Booming Sounds Even When No Shaking is Felt

Earthquakes are sometimes heard more than felt. The mystery of so-called ‘Earthquake Booms’ goes back to 1857, when observers of an Italian quake reported hearing ‘explosive’ and ‘rushing and rolling’ sounds. Also likened to rumbling noises, detonations, and roaring sounds, earthquake booms are now a well-documented phenomenon, but one that still baffles scientists.

Studies show that earthquake booms are associated with minor, shallower quakes and are caused by high-frequency vibrations. Sometimes booms can be heard even when the vibration isn’t felt on the surface. However, scientists don’t know why some shallow quakes produce a booming sound while others remain silent, and they lack sufficient reliable information about the noises to utilize them in earthquake prediction.

Quakes Heating the Atmosphere

In 2011, Japan suffered its strongest earthquake in history, a 9.1 magnitude powerhouse that struck off the northeast coast of Honshu, generating a 130-foot-high tsunami that killed over 18,000 people. In the aftermath of the disaster, NASA scientists noticed something unusual in their data. In the days before the quake, the atmosphere above the earthquake’s epicenter saw a sudden and significant spike in temperature.

Upon closer analysis, it appears that both infrared emissions and electron content peaked before the quake, potentially providing scientists with a significant clue in earthquake prediction. Researchers theorize that the atmospheric changes are due to a release of radon gas. This gas, produced when tectonic plates are under pressure, ionizes the air, which in turn causes water condensation, a process that produces heat. However, further study is needed to determine if these atmospheric changes occur elsewhere, allowing scientists to establish a clear link between them and earthquakes.

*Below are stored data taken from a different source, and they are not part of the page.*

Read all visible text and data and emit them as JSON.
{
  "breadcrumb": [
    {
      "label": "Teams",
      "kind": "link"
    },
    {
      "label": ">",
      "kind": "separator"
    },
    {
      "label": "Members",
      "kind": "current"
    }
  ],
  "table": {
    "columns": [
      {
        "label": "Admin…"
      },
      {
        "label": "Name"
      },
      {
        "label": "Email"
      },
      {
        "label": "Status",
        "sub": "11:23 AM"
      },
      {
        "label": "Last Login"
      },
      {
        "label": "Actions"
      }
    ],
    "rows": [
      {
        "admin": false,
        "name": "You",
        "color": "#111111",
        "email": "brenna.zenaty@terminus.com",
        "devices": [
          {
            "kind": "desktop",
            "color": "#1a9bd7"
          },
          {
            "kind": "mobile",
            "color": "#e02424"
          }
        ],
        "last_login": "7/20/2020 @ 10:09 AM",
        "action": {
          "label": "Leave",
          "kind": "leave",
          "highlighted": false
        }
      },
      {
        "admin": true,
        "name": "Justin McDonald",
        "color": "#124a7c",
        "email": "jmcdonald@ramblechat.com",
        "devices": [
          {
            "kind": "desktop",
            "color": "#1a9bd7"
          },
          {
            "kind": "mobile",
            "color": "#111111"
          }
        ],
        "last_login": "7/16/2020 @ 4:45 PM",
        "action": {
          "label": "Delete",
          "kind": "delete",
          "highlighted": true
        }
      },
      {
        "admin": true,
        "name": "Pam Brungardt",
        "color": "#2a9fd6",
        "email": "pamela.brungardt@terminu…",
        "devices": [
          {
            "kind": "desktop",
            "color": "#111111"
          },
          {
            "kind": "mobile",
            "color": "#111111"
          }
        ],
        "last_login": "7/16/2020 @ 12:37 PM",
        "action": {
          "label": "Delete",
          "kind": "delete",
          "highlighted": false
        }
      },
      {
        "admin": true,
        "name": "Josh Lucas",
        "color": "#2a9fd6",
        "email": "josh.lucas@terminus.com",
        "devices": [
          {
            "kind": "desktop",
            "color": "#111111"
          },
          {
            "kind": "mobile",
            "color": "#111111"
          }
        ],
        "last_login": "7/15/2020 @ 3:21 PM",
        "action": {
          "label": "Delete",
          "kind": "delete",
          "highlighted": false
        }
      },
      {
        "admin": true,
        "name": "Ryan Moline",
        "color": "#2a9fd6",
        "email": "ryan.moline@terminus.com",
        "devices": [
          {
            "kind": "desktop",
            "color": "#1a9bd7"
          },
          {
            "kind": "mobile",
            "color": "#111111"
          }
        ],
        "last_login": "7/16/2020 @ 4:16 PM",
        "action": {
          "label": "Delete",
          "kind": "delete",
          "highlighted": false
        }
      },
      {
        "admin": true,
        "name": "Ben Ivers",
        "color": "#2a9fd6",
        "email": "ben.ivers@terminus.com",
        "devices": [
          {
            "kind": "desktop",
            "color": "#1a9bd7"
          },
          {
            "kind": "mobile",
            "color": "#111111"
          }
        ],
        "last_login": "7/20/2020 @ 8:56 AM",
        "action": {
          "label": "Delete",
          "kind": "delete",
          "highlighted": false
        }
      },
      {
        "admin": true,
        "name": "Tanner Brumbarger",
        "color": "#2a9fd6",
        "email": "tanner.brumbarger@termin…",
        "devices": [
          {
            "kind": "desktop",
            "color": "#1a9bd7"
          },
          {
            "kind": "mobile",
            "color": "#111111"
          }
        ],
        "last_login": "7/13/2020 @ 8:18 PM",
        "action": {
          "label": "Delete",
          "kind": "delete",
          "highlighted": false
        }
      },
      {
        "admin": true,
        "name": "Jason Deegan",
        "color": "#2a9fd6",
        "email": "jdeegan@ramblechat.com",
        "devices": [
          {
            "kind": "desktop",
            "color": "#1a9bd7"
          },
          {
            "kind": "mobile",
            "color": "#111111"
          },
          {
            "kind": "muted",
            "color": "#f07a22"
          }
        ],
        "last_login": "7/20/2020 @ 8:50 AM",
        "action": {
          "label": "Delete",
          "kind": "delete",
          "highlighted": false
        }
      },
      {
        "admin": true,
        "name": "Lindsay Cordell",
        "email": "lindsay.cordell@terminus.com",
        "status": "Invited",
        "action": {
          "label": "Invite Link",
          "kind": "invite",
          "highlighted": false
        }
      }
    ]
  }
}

“Boomerang” Quakes Reversing Direction

A relatively new area of earthquake research, “boomerang” quakes only caught the attention of scientists in 2020 when the term was coined by a group of researchers from the University of Southampton and Imperial College London. The team tracked a 2016 earthquake in the Atlantic Ocean and was stunned to discover that the quake appeared to reverse course, moving one way along the fault line before abruptly turning and racing in the other direction. This erratic behaviour essentially allowed the earthquake to strike twice, with terrifying implications for a similar event on land. The 2020 study remains the only one to measure this rare and unique type of earthquake, making it an emerging area of research for geologists.

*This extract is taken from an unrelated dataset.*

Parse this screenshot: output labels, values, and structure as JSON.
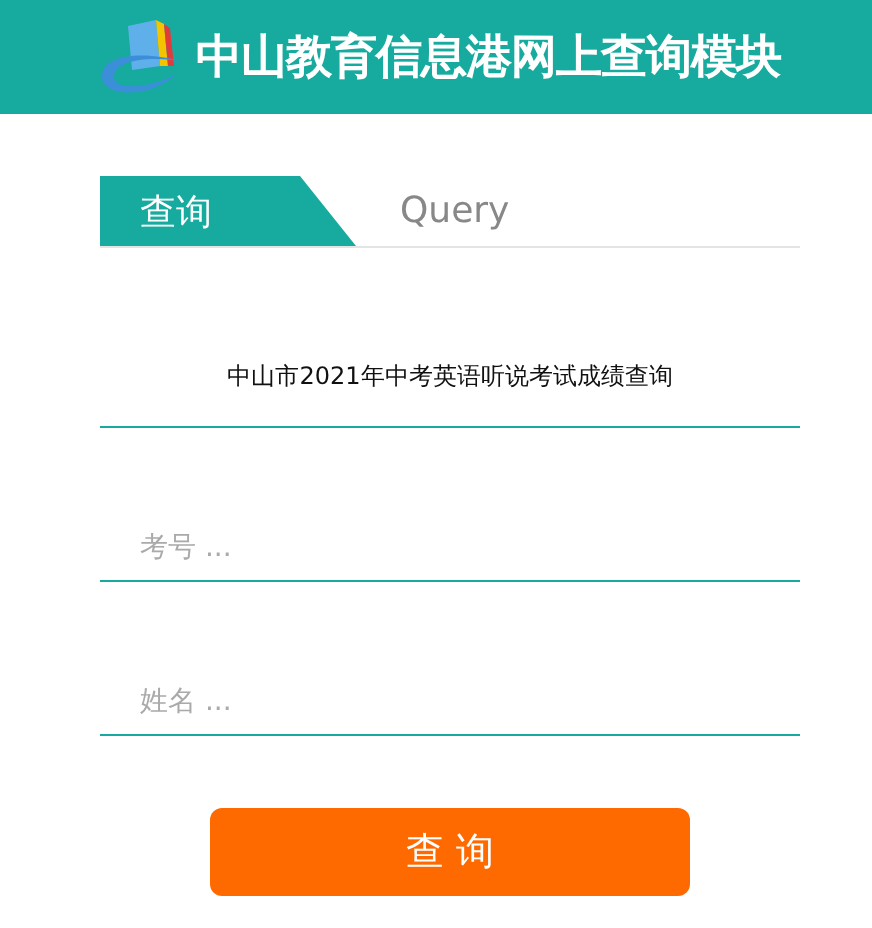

Quiet Quakes That Happen Without Anyone Noticing

We’re used to thinking of earthquakes as huge events that unleash extreme destruction within minutes, but tectonic plates can often shift below the earth’s surface undetected, and these ‘slow’ earthquakes can last for days, months, and even years. Also known as slow slip events, scientists first discovered this new type of earthquake around 20 years ago, but still don’t know their exact relationship to more destructive quakes.

The first documented slow earthquake occurred off the Pacific coast of North America in 1999, when geophysicists noticed spikes in plate movement over a period of weeks as the North American plate and the Juan de Fuca plate slightly slipped against each other, but without causing any perceptible shaking. Further research has proved difficult due to the subtlety of the slips and their depth below the earth. Scientists are working to improve monitoring and detection so they can better understand the complex behaviour of slow earthquakes.

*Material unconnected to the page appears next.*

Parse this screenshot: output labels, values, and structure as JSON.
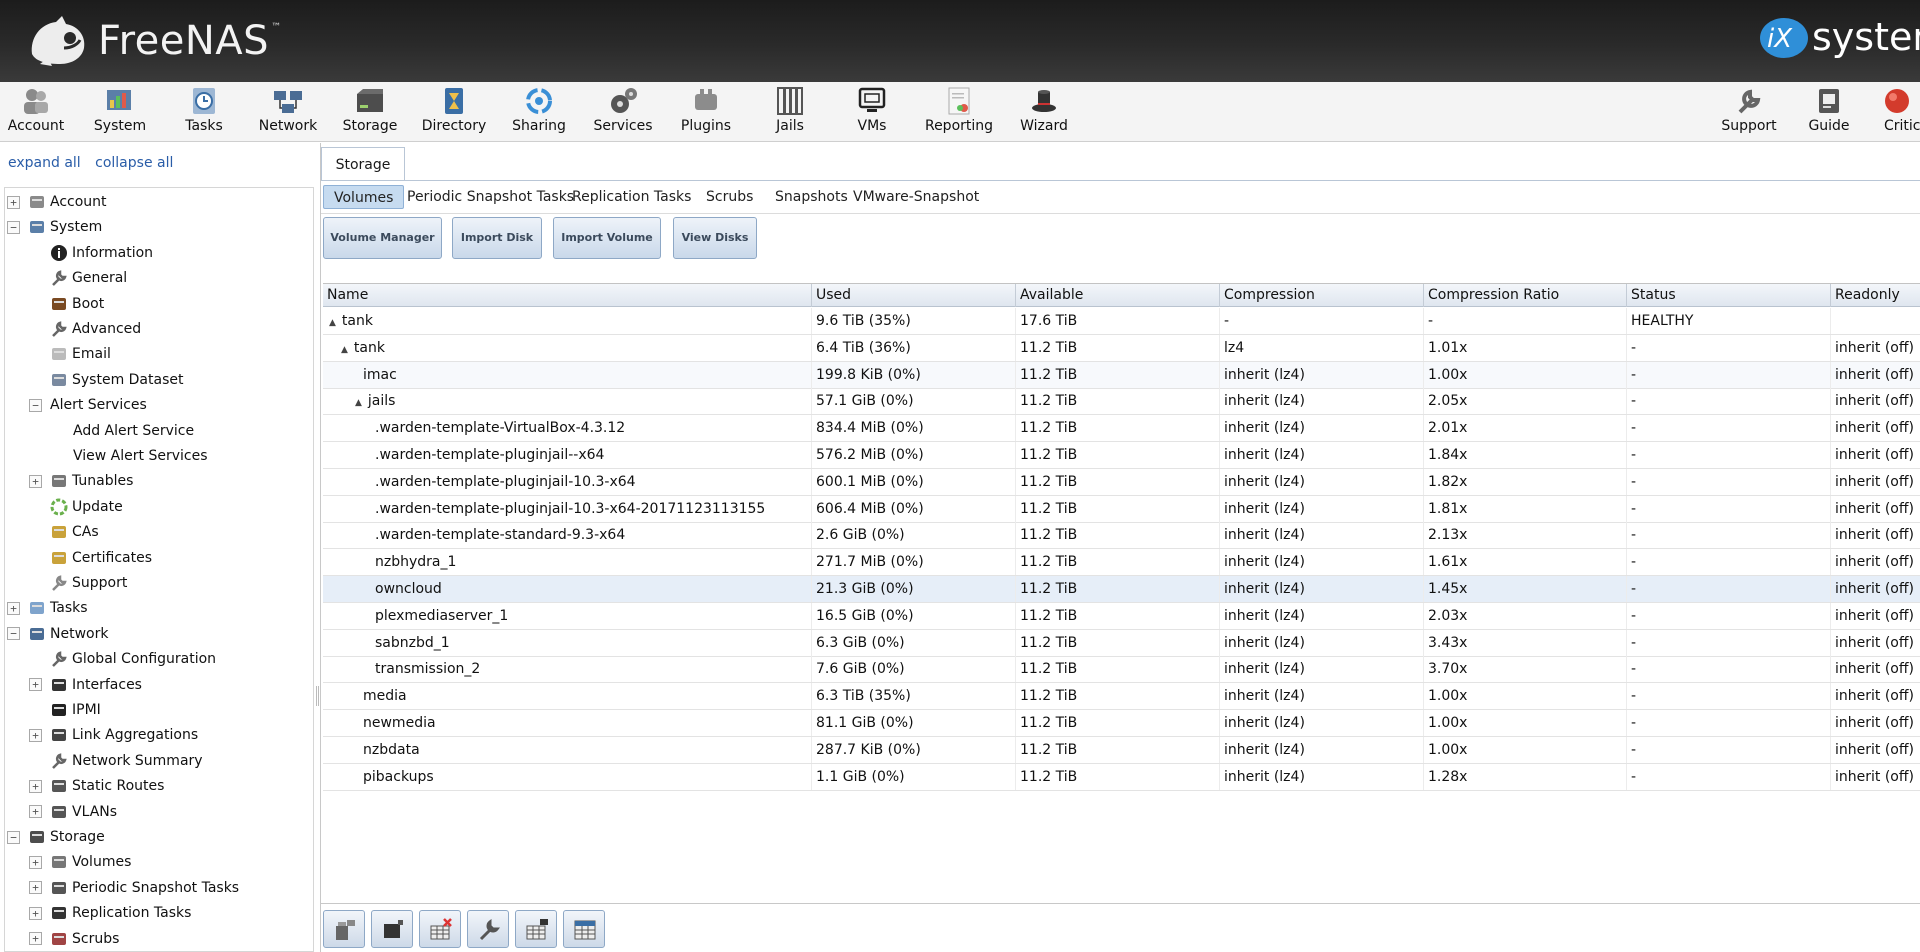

Scientists can forecast earthquakes, but they can’t predict them. While it’s possible to identify the areas of friction in the earth’s crust and say with some accuracy where a quake may occur, it is currently impossible to accurately predict when it will hit and how big it will be. Given the massive cost to life, infrastructure, and the environment, it’s no wonder that earthquake science is primarily focused on solving this problem. As advances in technology provide researchers with more tools to track earthquake behavior, we are drawing ever closer to solving one of nature’s greatest mysteries and building reliable earthquake warning systems.